After I was cleared for hemorrhaging, we were moved into the paediatric side of the hospital so Maisy Jo could be monitored closer. I remember having the hardest time getting comfortable and it was impossible for me to sleep. I wasn’t prepared for how painful it would be after giving birth. I also wasn’t prepared for how much I would bleed. I felt so weird looking into the mirror for the first time and seeing my postpartum body. I cried because I didn’t recognize myself.
I was monitored for an extra day to make sure the excessive bleeding had ceased and got the OK to go home since everything seemed normal. I was told to look out for clots bigger then a quarter. I was to call my doctor if I peed out anything bigger then that. For the next six weeks I was peeing out quarter-sized clots, but nothing bigger so I assumed everything was okay.
At my 6 week postpartum check up, I consulted with an entirely different OBGYN and she said everything looked normal. I had let her know beforehand about the quarter-sized clots and she said it was probably just an infection and gave me a prescription to “clear it up”. The prescription didn’t really make a difference.

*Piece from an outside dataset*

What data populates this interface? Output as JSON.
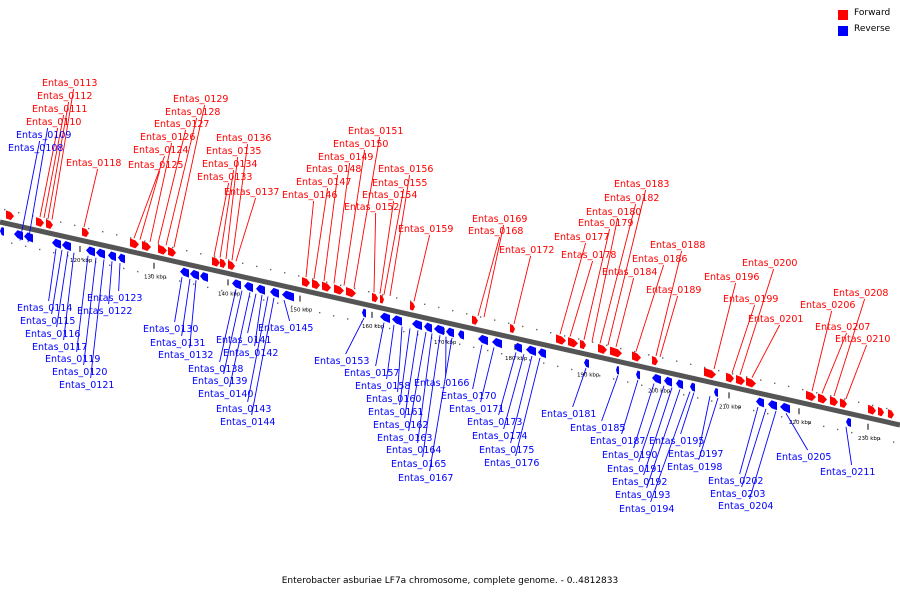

When my daughter was almost three months old I ended up in hospital in a different state while visiting family. I started having severe cramps before I went to bed which felt like contractions. I assumed it was just my period accompanied by very painful cramps. The next day I felt a dropping sensation inside my lower belly and suddenly felt like something was poking out of me. When I went to the bathroom I bent over and saw a large piece of tissue sticking out of me.
My husband and I rushed to the closest hospital to figure out what was wrong. I felt so panicky because I thought maybe my insides were falling out and I was worried something very serious was wrong.
When examining me, they found a huge chunk of placenta still attached to my uterus. My body literally went into labour again to try and get it out. The doctor I saw told me that he was shocked I hadn’t gotten sepsis, especially since the tissue had been sitting in me for over two months. He said that I probably would’ve died if it had stayed in me any longer.
He also asked me if I was breastfeeding and I said no. He went on to explain to me me that if I had’ve succeeded in giving my daughter breastmilk, she probably would have gotten very sick. I was essentially told my milk could’ve really hurt my baby. For the first time, I truly felt like it was a blessing that breastfeeding didn’t work out for us.
My stomach had been stuck in this huge, permanent bloat that I honestly didn’t think much of but once they had removed the placenta, I woke up the next morning with a deflated stomach. My milk also came in full-force that morning and I woke up with a soaked shirt for the first time since giving birth. I was seriously shocked.
By that point I was already comfortable formula feeding so I didn’t attempt to get my daughter to relearn. She was happy and so was I, so I spent the next couple of weeks letting it dry up.
My birth story was not something I ever planned. I expected and imagined something very different and wasn’t prepared for the complications I had. It was a scary, intense experience, that I would do 100 times over for my baby girl. Maisy Jo’s birth day was hard and my recovery has been even harder, but it’s all been so worth it.
I’ve come to learn that the birth story isn’t what matters: how I gave birth or what happened doesn’t define me or who I am as a parent because I’ve come out stronger and have a beautiful daughter and that’s what matters.